International News

Hungarian Nurses Fight To Save Lives With Assistance of US Pro-Life Catholic Organization

A girl is comforted by a nurse and her mother after she gets a dose of the Pfizer-BioNTech COVID-19 vaccine in the Bethesda Children’s Hospital in Budapest, Hungary, Dec. 15, 2021. During the annual National Nurses Week observance in the United States May 6-12, 2023, a U.S.-based pro-life organization celebrated 4,000 Hungarian nurses dedicated to saving the preborn children of abortion-bound mothers. (OSV News photo)

BUDAPEST, Hungary (OSV News) — As the good work commitment of nurses are recognized during National Nurses Week May 6-12, a U.S.-based pro-life organization is celebrating 4,000 Hungarian nurses who are dedicated to saving the preborn children of abortion-minded mothers.

Armed with compassion, information and practical help, a special “medical mercy corps” prepares expectant women for welcoming their babies into their own lives or the waiting arms of an adoptive family.

The Hungary branch of Human Life International started the pro-life program two years ago that now provides 4,000 registered nurses working for the National Directorate General for Hospitals in Hungary with life-affirming education and resources for helping expectant mothers.

The government-employed nurses are trained by 50 pro-life mentors in life advocacy. The mentors also provide brochures about childbirth and abortion risks to the nurses, along with life-size fetal development models an expectant mother can hold in her hands.

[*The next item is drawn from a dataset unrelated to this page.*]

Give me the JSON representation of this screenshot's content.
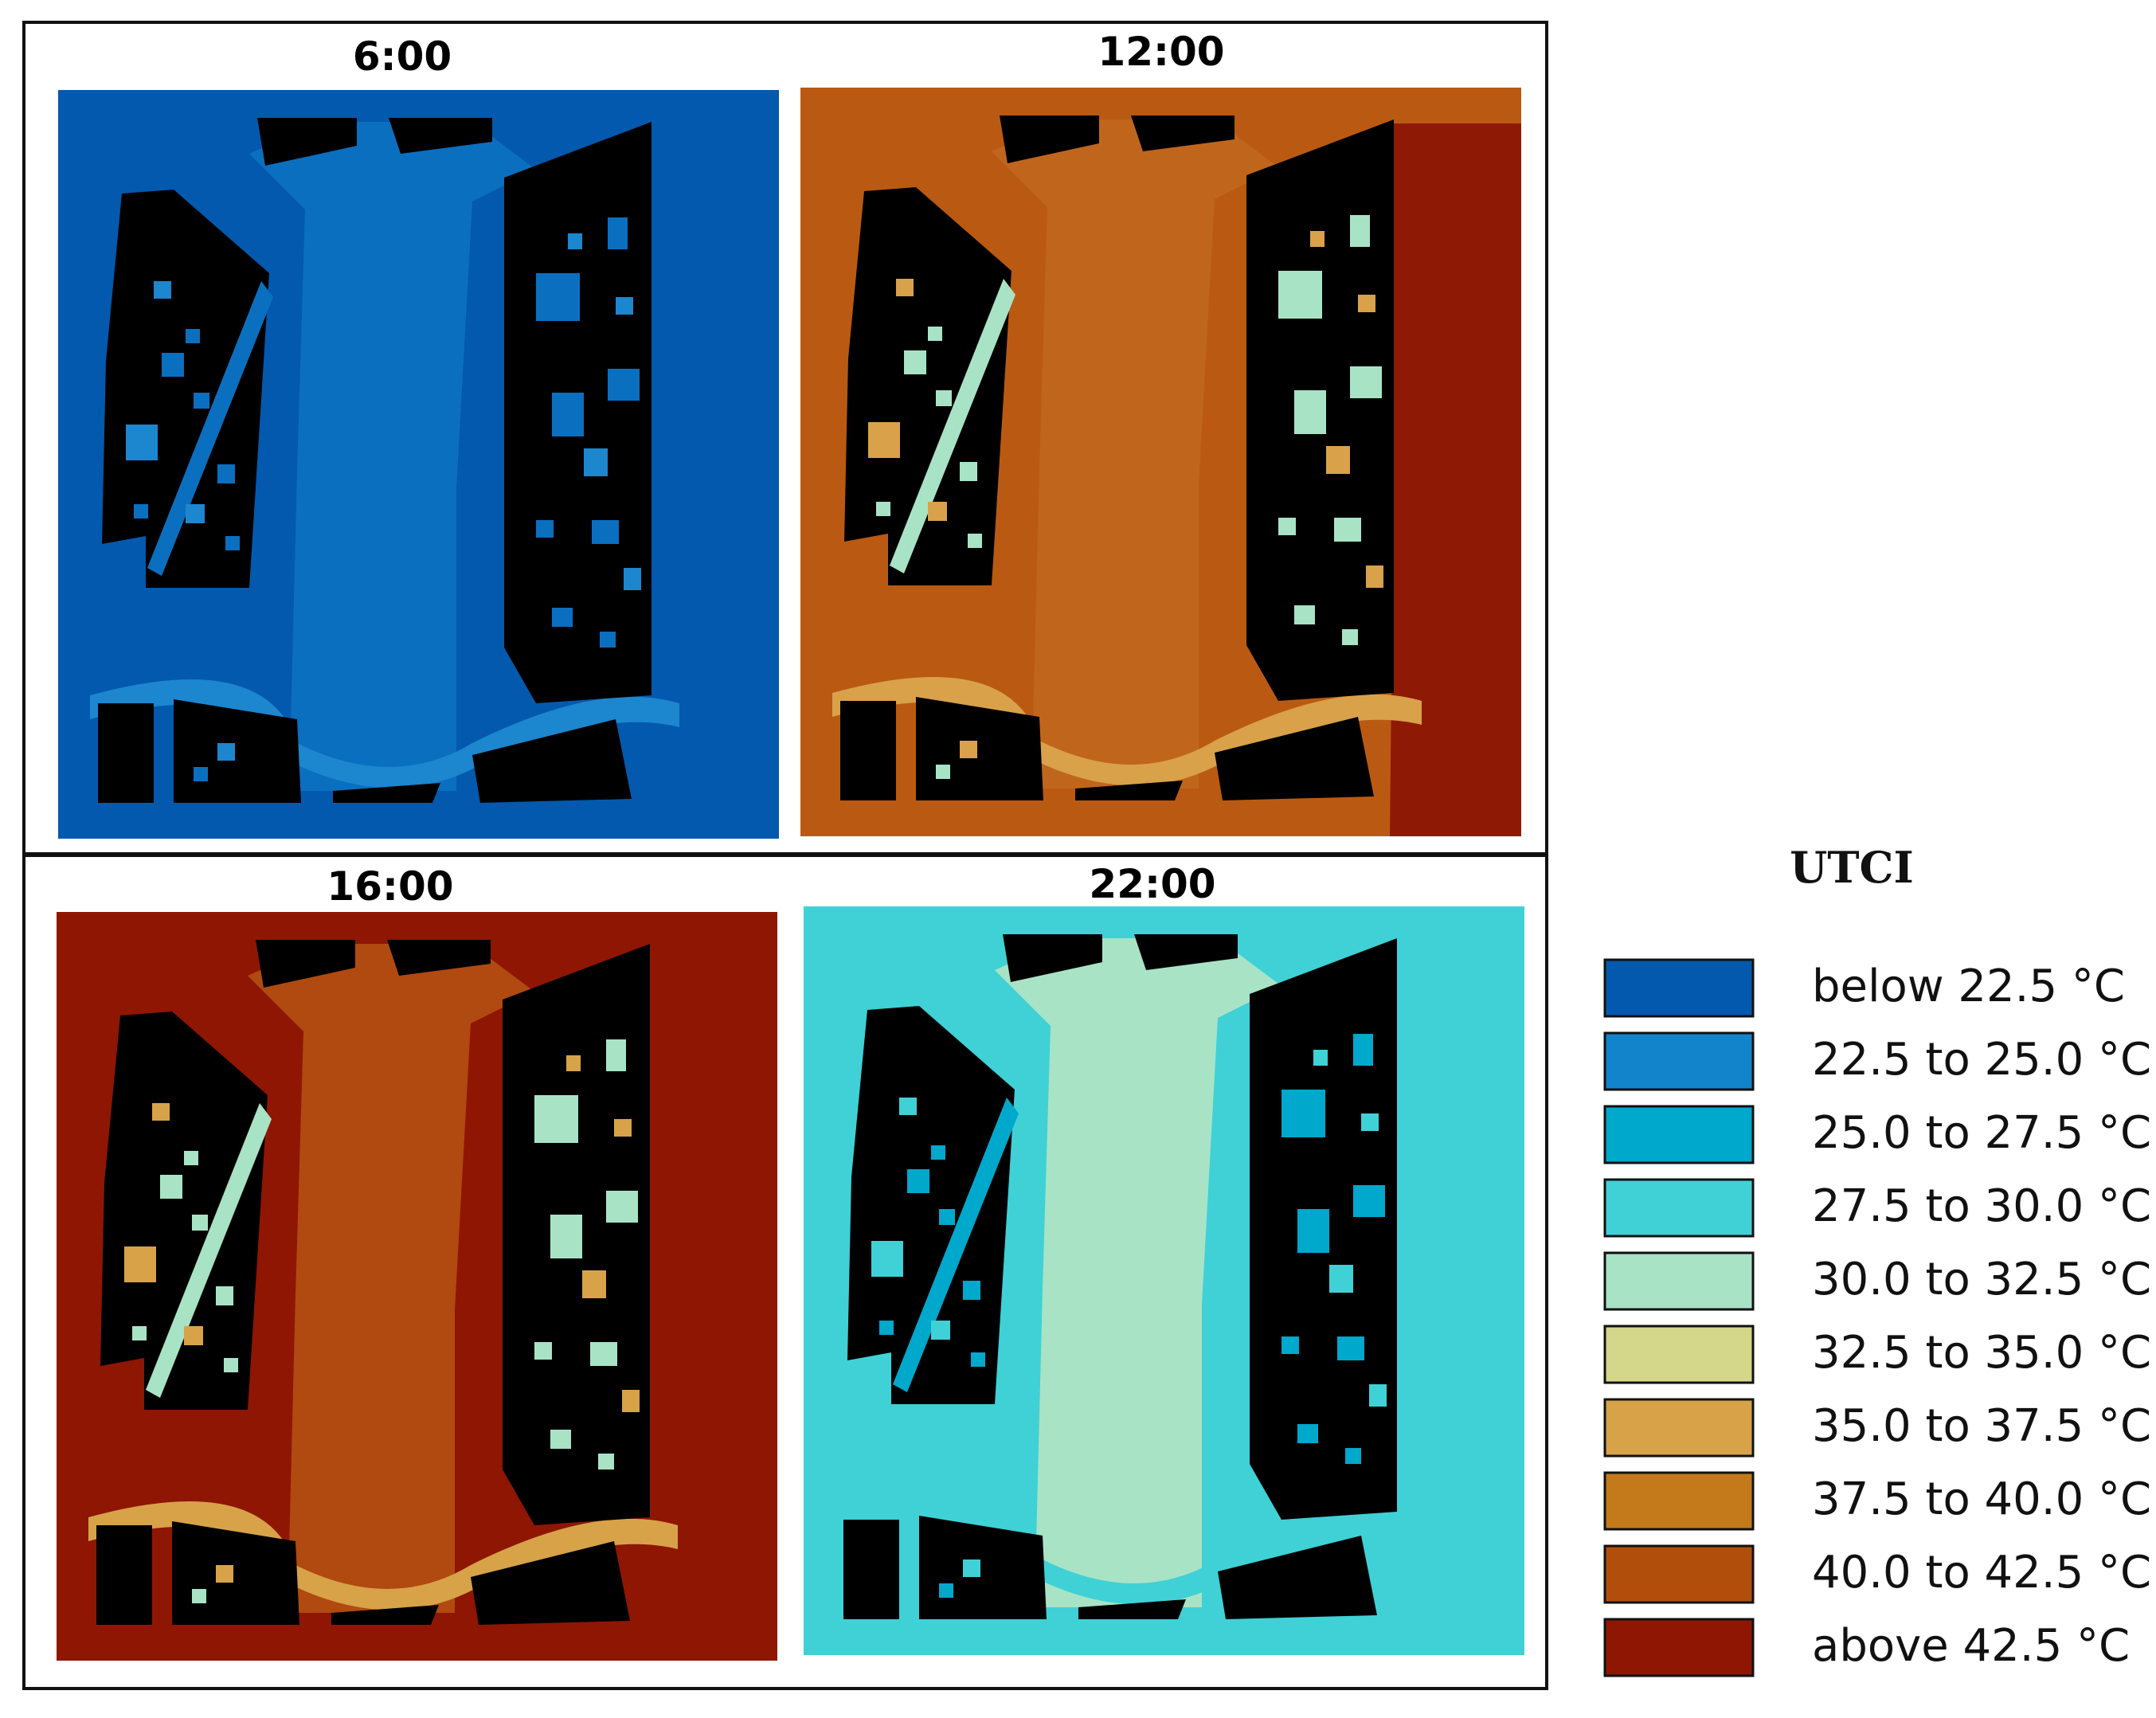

Nurses participating in the program are given prenatal vitamins, baby items such as clothing, car seats and toys to pass on to their pregnant patients, along with a directory of shelters and safe havens for women and children.

Hungary’s abortion law requires the midwives working under the National Directorate to inform pregnant women considering abortion about organizations that provide support to expectant and new mothers and their children. But only two referrals to the life-affirming groups have ever been made by the country’s Family Protection Service under this mandate, despite an average of 40,000 Hungarian abortions per year over the past three decades.

Imre Téglásy, director of Human Life International Hungary, noted that only 3% to 5% of pregnant women considering abortion choose to deliver their babies after meeting with Family Protection Service state counselors. He deemed the government program to be “dismally ineffective.” Therefore Human Life International Hungary went into action and began to consider how to best approach nurses who view their profession as a noble place from which to save preborn lives.

“While Hungary’s in utero protection of the fetus is enshrined in the 2011 constitution, and a ‘heartbeat’ law enacted in September 2022 requires mothers to listen to their baby’s heartbeat prior to obtaining an abortion, societal attitudes have been slow to shift,” Téglásy explained.

Téglásy is himself an abortion survivor who has dedicated his life to saving the unborn from abortion and to spreading the Gospel of life.

While constitutionally pro-life, Hungary has continued to bow under the influence of decades of communist, socialist and fascist policy as a result of Nazi, and then Russian, occupations, according to Human Life International.

Under the communist government, which ruled the country from 1949-1989, abortion became the primary means of birth control. For decades, the socialist government’s public health agency promoted and funded abortion in the traditionally Catholic nation.

Human Life International is a U.S.-based organization engaged in providing aid, training and advocacy around the world. It is the largest global pro-life and family organization, active in more than 100 countries on six continents.

The organization provides resources and education on life issues from a Catholic perspective, while providing assistance around the globe, and prepares those training for and those active in ministry to address these matters in their vocation.